Before placement, a global check is used, verifying that the core as a whole can handle the current required by the macros. A more detailed bus-check, or row, half-row, and quadrant current check, can be made after placement for those arrays which require this type of checking.

BiCMOS and CMOS arrays typically have no internal current limit. The development of three-layer metal arrays reduced the concern for this check for bipolar arrays as well, leaving the final control of the power used in the design to be a function of the ability to keep the junction temperature of the packaged part within limits.

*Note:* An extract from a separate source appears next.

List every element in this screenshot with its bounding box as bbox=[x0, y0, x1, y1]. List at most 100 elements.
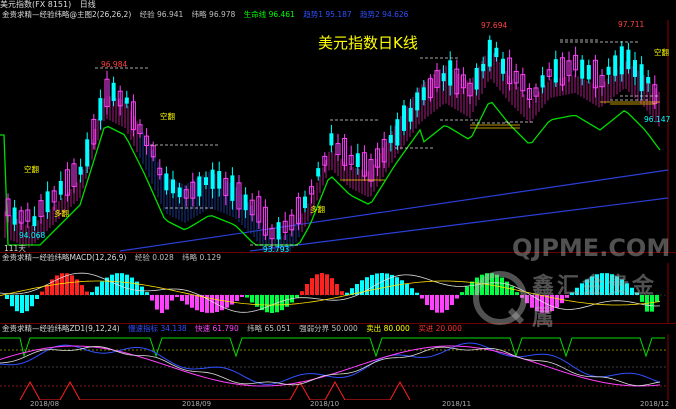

Make the final package selection

Make the final package selection based on the array chosen and the estimated power. Refer to the Packaging Brochure from the chosen vendor.

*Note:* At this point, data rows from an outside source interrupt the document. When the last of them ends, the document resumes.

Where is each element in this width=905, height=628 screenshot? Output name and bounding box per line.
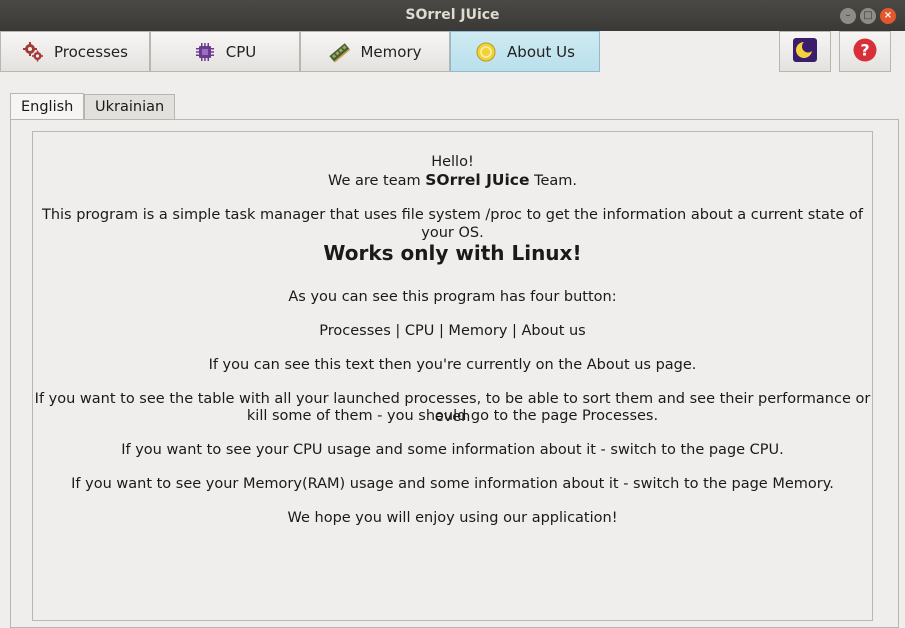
- page-toolbar: Processes CPU Memory About Us ?: [0, 31, 905, 73]
- team-line: We are team SOrrel JUice Team.: [33, 171, 872, 190]
- about-us-button-label: About Us: [507, 42, 575, 61]
- memory-button[interactable]: Memory: [300, 31, 450, 72]
- svg-text:?: ?: [860, 40, 869, 59]
- about-us-button[interactable]: About Us: [450, 31, 600, 72]
- app-window: SOrrel JUice – □ × Processes CPU Memory …: [0, 0, 905, 628]
- intro-text: This program is a simple task manager th…: [41, 207, 864, 241]
- moon-icon: [792, 37, 818, 67]
- tab-ukrainian-label: Ukrainian: [95, 99, 165, 115]
- maximize-icon: □: [863, 10, 873, 21]
- tab-ukrainian[interactable]: Ukrainian: [84, 94, 176, 119]
- help-button[interactable]: ?: [839, 31, 891, 72]
- chip-icon: [194, 41, 216, 63]
- cpu-info: If you want to see your CPU usage and so…: [121, 442, 784, 458]
- close-button[interactable]: ×: [880, 8, 896, 24]
- minimize-icon: –: [845, 10, 851, 21]
- processes-info-line2: kill some of them - you should go to the…: [246, 408, 659, 424]
- memory-info: If you want to see your Memory(RAM) usag…: [71, 476, 834, 492]
- buttons-intro: As you can see this program has four but…: [288, 289, 617, 305]
- hello-line: Hello!: [431, 154, 474, 170]
- cpu-button-label: CPU: [225, 42, 257, 61]
- closing-text: We hope you will enjoy using our applica…: [287, 510, 618, 526]
- gears-icon: [22, 41, 44, 63]
- team-suffix: Team.: [529, 173, 578, 189]
- processes-button-label: Processes: [54, 42, 128, 61]
- tab-pane: Hello! We are team SOrrel JUice Team. Th…: [10, 119, 899, 628]
- memory-button-label: Memory: [360, 42, 422, 61]
- linux-warning: Works only with Linux!: [323, 241, 582, 265]
- window-title: SOrrel JUice: [405, 7, 500, 23]
- team-name: SOrrel JUice: [425, 171, 530, 189]
- ram-icon: [328, 41, 351, 63]
- current-page-text: If you can see this text then you're cur…: [208, 357, 697, 373]
- close-icon: ×: [883, 10, 893, 21]
- tab-english-label: English: [21, 99, 74, 115]
- help-icon: ?: [852, 37, 878, 67]
- cpu-button[interactable]: CPU: [150, 31, 300, 72]
- buttons-list: Processes | CPU | Memory | About us: [319, 323, 586, 339]
- team-prefix: We are team: [327, 173, 426, 189]
- title-bar[interactable]: SOrrel JUice – □ ×: [0, 0, 905, 31]
- tab-english[interactable]: English: [10, 93, 85, 120]
- minimize-button[interactable]: –: [840, 8, 856, 24]
- theme-toggle-button[interactable]: [779, 31, 831, 72]
- processes-button[interactable]: Processes: [0, 31, 150, 72]
- maximize-button[interactable]: □: [860, 8, 876, 24]
- info-coin-icon: [475, 41, 497, 63]
- about-text-panel: Hello! We are team SOrrel JUice Team. Th…: [32, 131, 873, 621]
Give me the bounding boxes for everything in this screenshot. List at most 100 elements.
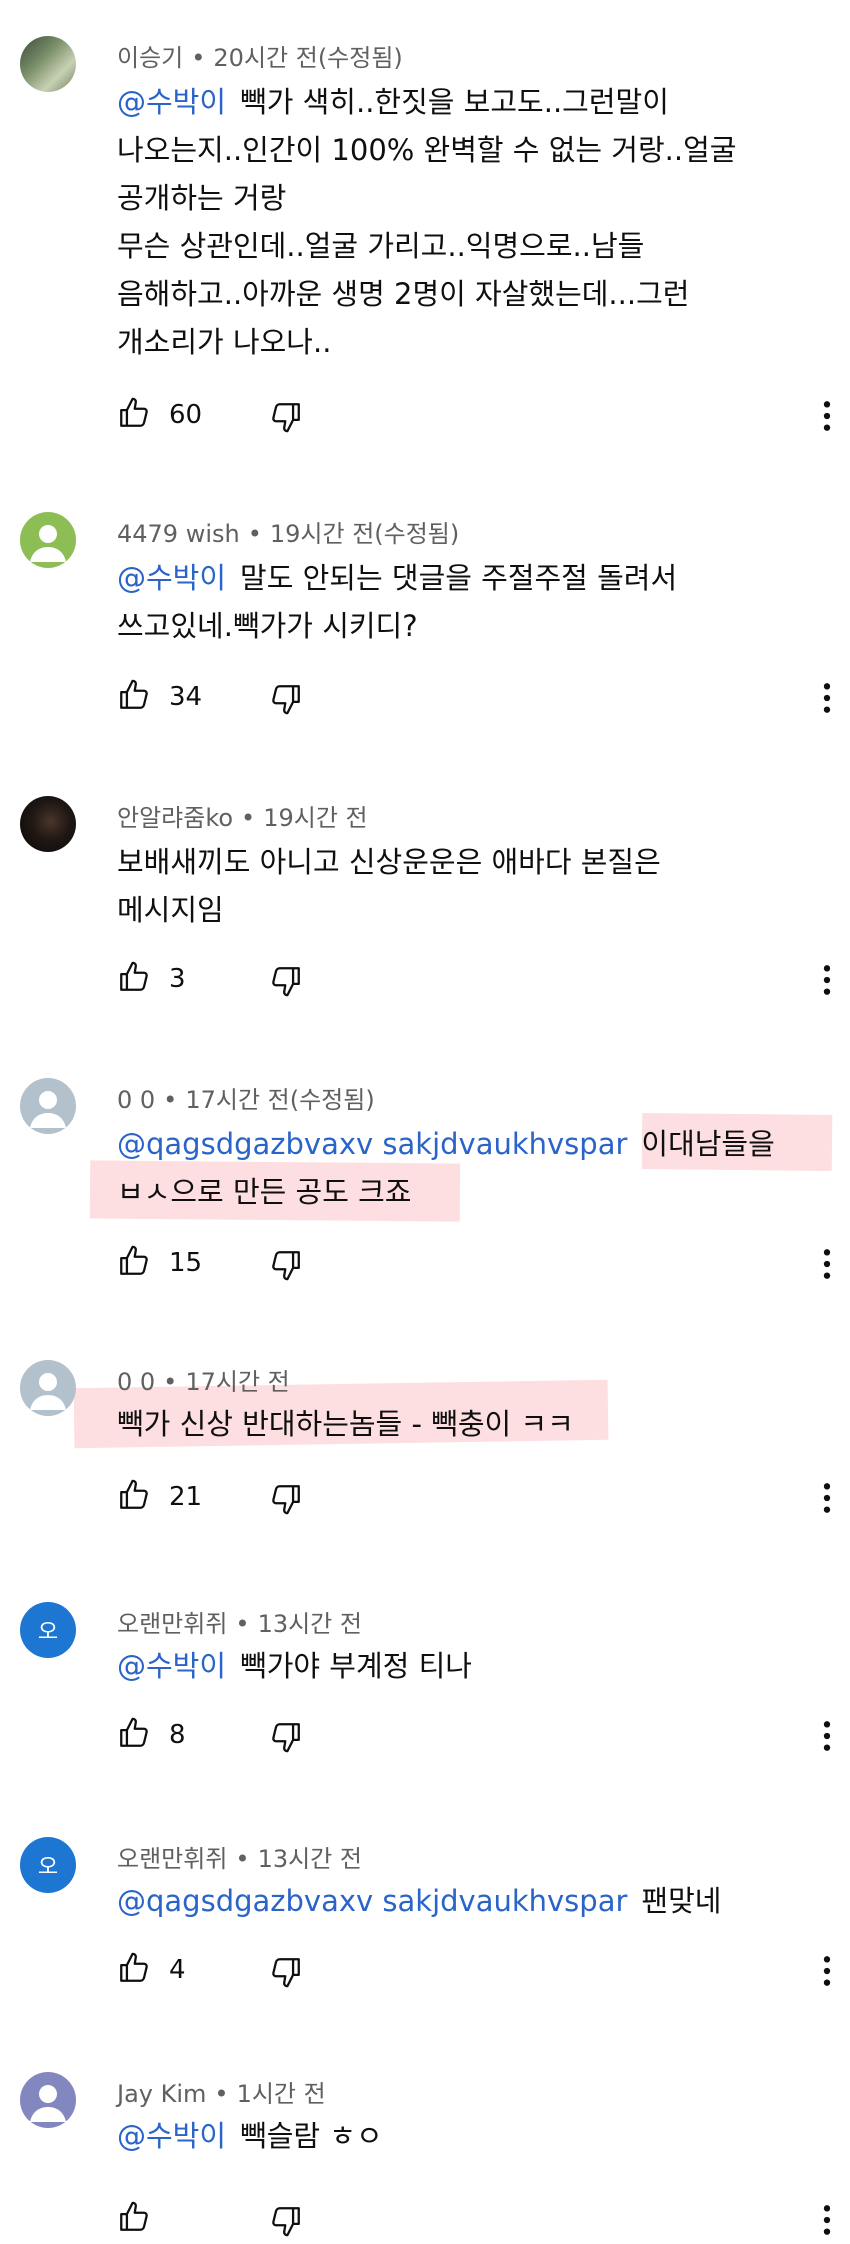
comment-line: @qagsdgazbvaxv sakjdvaukhvspar 팬맞네 (117, 1877, 817, 1925)
comment-thread: 0 0 • 17시간 전 빽가 신상 반대하는놈들 - 빽충이 ㅋㅋ 21 (0, 1340, 850, 1580)
thumbs-up-icon[interactable] (117, 960, 151, 998)
comment-thread: 안알랴줌ko • 19시간 전 보배새끼도 아니고 신상운운은 애바다 본질은 메시… (0, 760, 850, 1050)
comment-time: 17시간 전 (185, 1368, 290, 1396)
thumbs-down-icon[interactable] (269, 964, 303, 1002)
person-icon (30, 1373, 66, 1410)
more-vert-icon[interactable] (807, 396, 847, 440)
like-count: 60 (169, 400, 203, 430)
comment-body: @수박이 빽슬람 ㅎㅇ (117, 2112, 817, 2160)
comment-time: 13시간 전 (257, 1610, 362, 1638)
thumbs-down-icon[interactable] (269, 1720, 303, 1758)
mention-link[interactable]: @qagsdgazbvaxv sakjdvaukhvspar (117, 1884, 627, 1918)
mention-link[interactable]: @qagsdgazbvaxv sakjdvaukhvspar (117, 1127, 627, 1161)
comment-actions: 21 (117, 1478, 831, 1520)
comment-body: @수박이 빽가 색히..한짓을 보고도..그런말이 나오는지..인간이 100% … (117, 78, 817, 366)
mention-link[interactable]: @수박이 (117, 85, 226, 119)
thumbs-down-icon[interactable] (269, 1955, 303, 1993)
author-name[interactable]: 안알랴줌ko (117, 804, 233, 832)
avatar[interactable] (20, 512, 76, 568)
author-name[interactable]: 오랜만휘쥐 (117, 1610, 227, 1638)
comment-time: 19시간 전 (263, 804, 368, 832)
thumbs-down-icon[interactable] (269, 1482, 303, 1520)
thumbs-up-icon[interactable] (117, 1244, 151, 1282)
like-count: 8 (169, 1720, 186, 1750)
comment-thread: 오 오랜만휘쥐 • 13시간 전 @qagsdgazbvaxv sakjdvaukh… (0, 1815, 850, 2050)
author-name[interactable]: 4479 wish (117, 520, 240, 548)
author-name[interactable]: 0 0 (117, 1086, 155, 1114)
meta-separator: • (163, 1368, 178, 1396)
comment-body: @수박이 말도 안되는 댓글을 주절주절 돌려서 쓰고있네.빽가가 시키디? (117, 554, 817, 650)
more-vert-icon[interactable] (807, 960, 847, 1004)
comment-line: 보배새끼도 아니고 신상운운은 애바다 본질은 (117, 845, 661, 879)
comment-meta: 4479 wish • 19시간 전(수정됨) (117, 514, 459, 549)
meta-separator: • (235, 1610, 250, 1638)
comment-line: 메시지임 (117, 893, 224, 927)
author-name[interactable]: 이승기 (117, 44, 183, 72)
comment-thread: Jay Kim • 1시간 전 @수박이 빽슬람 ㅎㅇ (0, 2050, 850, 2240)
mention-link[interactable]: @수박이 (117, 561, 226, 595)
comment-text: 빽가야 부계정 티나 (240, 1649, 472, 1683)
thumbs-up-icon[interactable] (117, 396, 151, 434)
avatar[interactable] (20, 1360, 76, 1416)
avatar[interactable] (20, 36, 76, 92)
author-name[interactable]: 0 0 (117, 1368, 155, 1396)
comment-line: 무슨 상관인데..얼굴 가리고..익명으로..남들 (117, 229, 645, 263)
thumbs-down-icon[interactable] (269, 2204, 303, 2242)
comment-meta: 이승기 • 20시간 전(수정됨) (117, 38, 403, 73)
comment-body: 보배새끼도 아니고 신상운운은 애바다 본질은 메시지임 (117, 838, 817, 934)
like-count: 21 (169, 1482, 203, 1512)
comment-line: 나오는지..인간이 100% 완벽할 수 없는 거랑..얼굴 (117, 133, 737, 167)
thumbs-up-icon[interactable] (117, 1716, 151, 1754)
thumbs-up-icon[interactable] (117, 1478, 151, 1516)
avatar[interactable] (20, 2072, 76, 2128)
comment-text: 이대남들을 (641, 1127, 775, 1161)
author-name[interactable]: Jay Kim (117, 2080, 206, 2108)
thumbs-up-icon[interactable] (117, 1951, 151, 1989)
mention-link[interactable]: @수박이 (117, 1649, 226, 1683)
comment-body: 빽가 신상 반대하는놈들 - 빽충이 ㅋㅋ (117, 1400, 817, 1448)
avatar[interactable]: 오 (20, 1837, 76, 1893)
comment-actions: 60 (117, 396, 831, 438)
meta-separator: • (241, 804, 256, 832)
thumbs-up-icon[interactable] (117, 2200, 151, 2238)
more-vert-icon[interactable] (807, 1716, 847, 1760)
author-name[interactable]: 오랜만휘쥐 (117, 1845, 227, 1873)
thumbs-up-icon[interactable] (117, 678, 151, 716)
more-vert-icon[interactable] (807, 678, 847, 722)
comment-thread: 오 오랜만휘쥐 • 13시간 전 @수박이 빽가야 부계정 티나 8 (0, 1580, 850, 1815)
avatar[interactable] (20, 796, 76, 852)
thumbs-down-icon[interactable] (269, 400, 303, 438)
comment-time: 20시간 전(수정됨) (213, 44, 403, 72)
comment-time: 1시간 전 (236, 2080, 326, 2108)
comment-thread: 이승기 • 20시간 전(수정됨) @수박이 빽가 색히..한짓을 보고도..그런말이… (0, 0, 850, 460)
comment-line: @수박이 빽가 색히..한짓을 보고도..그런말이 (117, 78, 817, 126)
comment-actions (117, 2200, 831, 2242)
comment-meta: Jay Kim • 1시간 전 (117, 2074, 326, 2109)
comment-actions: 34 (117, 678, 831, 720)
comment-line: @qagsdgazbvaxv sakjdvaukhvspar 이대남들을 (117, 1120, 817, 1168)
comment-actions: 4 (117, 1951, 831, 1993)
thumbs-down-icon[interactable] (269, 1248, 303, 1286)
like-count: 15 (169, 1248, 203, 1278)
person-icon (30, 2085, 66, 2122)
more-vert-icon[interactable] (807, 1478, 847, 1522)
comment-meta: 0 0 • 17시간 전 (117, 1362, 290, 1397)
like-count: 4 (169, 1955, 186, 1985)
comment-body: @qagsdgazbvaxv sakjdvaukhvspar 이대남들을 ㅂㅅ으로… (117, 1120, 817, 1216)
comment-line: 개소리가 나오나.. (117, 325, 332, 359)
comment-line: @수박이 빽가야 부계정 티나 (117, 1642, 817, 1690)
comment-meta: 오랜만휘쥐 • 13시간 전 (117, 1839, 362, 1874)
more-vert-icon[interactable] (807, 1951, 847, 1995)
avatar[interactable] (20, 1078, 76, 1134)
meta-separator: • (235, 1845, 250, 1873)
comment-actions: 3 (117, 960, 831, 1002)
thumbs-down-icon[interactable] (269, 682, 303, 720)
avatar[interactable]: 오 (20, 1602, 76, 1658)
meta-separator: • (163, 1086, 178, 1114)
meta-separator: • (214, 2080, 229, 2108)
more-vert-icon[interactable] (807, 1244, 847, 1288)
more-vert-icon[interactable] (807, 2200, 847, 2244)
mention-link[interactable]: @수박이 (117, 2119, 226, 2153)
comment-thread: 0 0 • 17시간 전(수정됨) @qagsdgazbvaxv sakjdvauk… (0, 1050, 850, 1340)
comment-meta: 0 0 • 17시간 전(수정됨) (117, 1080, 375, 1115)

For packages with internal power and ground planes, the package selected will control the placement of added power and grounds if the use of package signal pins is to be avoided. A package must accommodate all signal pins required for the circuit plus any signal pins required by added power and grounds not placed to connect to the internal power/ground planes of the package.

When a package has no internal bonding planes, the selected package signal pins must be sufficient to include all circuit signals and all added power and grounds.

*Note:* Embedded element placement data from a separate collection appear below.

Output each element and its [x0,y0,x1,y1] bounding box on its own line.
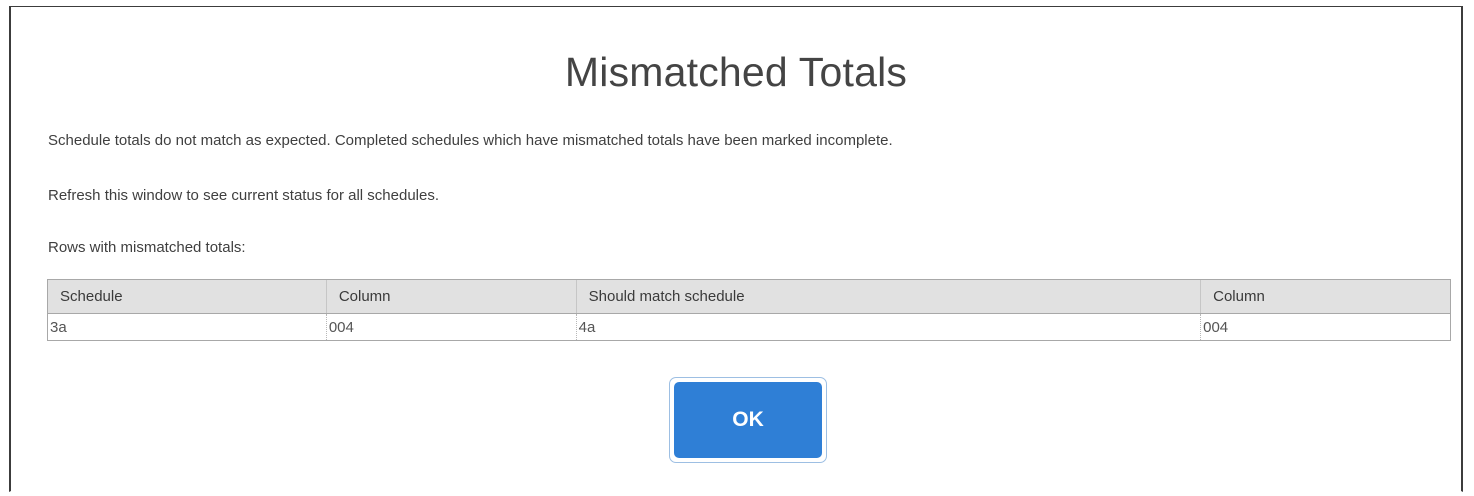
table-row: 3a 004 4a 004 [47,313,1451,341]
dialog-title: Mismatched Totals [564,49,908,95]
mismatched-totals-dialog: Mismatched Totals Schedule totals do not… [9,6,1463,492]
cell-column: 004 [325,313,577,341]
column-header-should-match-schedule: Should match schedule [575,279,1201,314]
column-header-match-column: Column [1200,279,1451,314]
cell-should-match-schedule: 4a [575,313,1201,341]
message-rows-label: Rows with mismatched totals: [48,239,246,256]
ok-button[interactable]: OK [674,382,822,458]
message-mismatch-explanation: Schedule totals do not match as expected… [48,132,893,149]
cell-match-column: 004 [1200,313,1451,341]
mismatch-table: Schedule Column Should match schedule Co… [47,279,1451,341]
cell-schedule: 3a [47,313,327,341]
message-refresh-hint: Refresh this window to see current statu… [48,187,440,204]
ok-button-focus-ring: OK [669,377,827,463]
column-header-column: Column [325,279,577,314]
column-header-schedule: Schedule [47,279,327,314]
table-header-row: Schedule Column Should match schedule Co… [47,279,1451,314]
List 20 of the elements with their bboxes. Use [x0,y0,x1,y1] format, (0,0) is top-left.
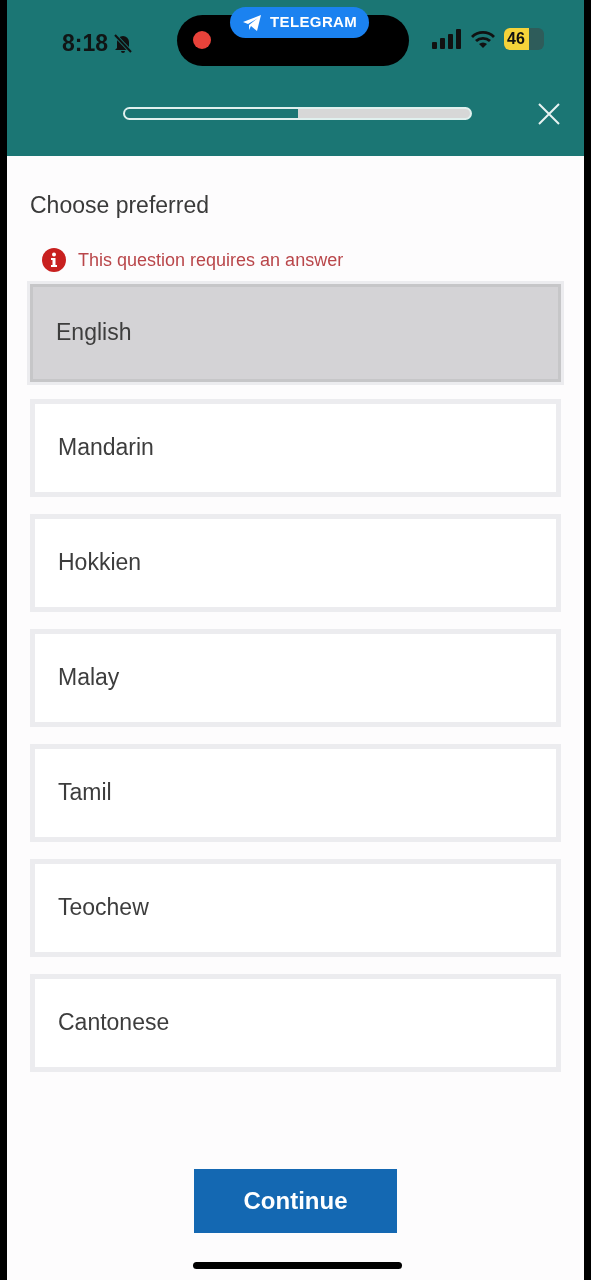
paper-plane-icon [242,13,262,32]
battery-indicator: 46 [504,28,544,50]
continue-button[interactable]: Continue [194,1168,397,1233]
close-icon [537,102,561,126]
language-option[interactable]: Malay [30,628,561,727]
error-info-icon [42,248,66,272]
language-option[interactable]: Cantonese [30,973,561,1072]
error-message: This question requires an answer [78,248,344,272]
close-button[interactable] [537,102,561,126]
telegram-pill[interactable]: TELEGRAM [230,7,370,38]
language-option[interactable]: Mandarin [30,398,561,497]
app-name: TELEGRAM [270,12,358,33]
language-option[interactable]: Tamil [30,743,561,842]
language-option[interactable]: Hokkien [30,513,561,612]
clock-time: 8:18 [62,29,109,58]
language-option[interactable]: Teochew [30,858,561,957]
signal-icon [432,29,462,49]
wifi-icon [470,29,496,49]
question-title: Choose preferred [30,191,210,220]
language-option[interactable]: English [30,283,561,382]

Review the array for any other pads that need package signal pins before making the package selection. The Q20000 Series arrays have four fixed pads, two for the thermal diode anode and cathode and two for the AC speed monitor. These array pads must reach external package signal pins, decreasing what is available for the circuit proper.

Compute the junction temperature

Compute the estimated junction temperature based on the power dissipation, the packages available that meet specifications and the operating environment, including any heat sinking and air flow as specified in the functional specifications. If possible, several options should be evaluated.

The allowed packages for an array should also have their thermal coefficients for junction-case (Qjc) and junction-ambient (Qja) specified. Tables or some other means of computing the coefficient for case-ambient (Qca) as a function of the heatsink, the array, the package and airflow should also be provided. For most military applications, Tc can be maintained at 125oC. For most Commercial applications, Ta can be maintained at 70oC.

Read "Theta" for Q:

Military: Tj = Pd * Qjc + Tc

Commercial: Tj = Pd * Qja + Ta

with Qca = Qjc + Qca

With the completion of both timing and power analysis, changes in macro options, or optional functions within the circuit can be evaluated and the speed-power curve managed before full schematic capture and simulation have been performed.

Optional - Bonding diagram (custom bonding), Pin-out request

As an option, a bonding diagram (pin out) request can be submitted to the vendor for approval

Both pin out requests and placement requests can be initiated by the designer and both must be approved by the vendor after layout and Back-Annotation evaluation.

Review the design submission requirements

Review the requirements for the array series design submission as specified by the vendor.

  • Are schematics required?
  • What schematic format is required by the vendor?
  • What simulation must be run and submitted?
  • What other procedures are requested by the vendor?

Clarify what is to be done to actually perform a design submission to your vendor.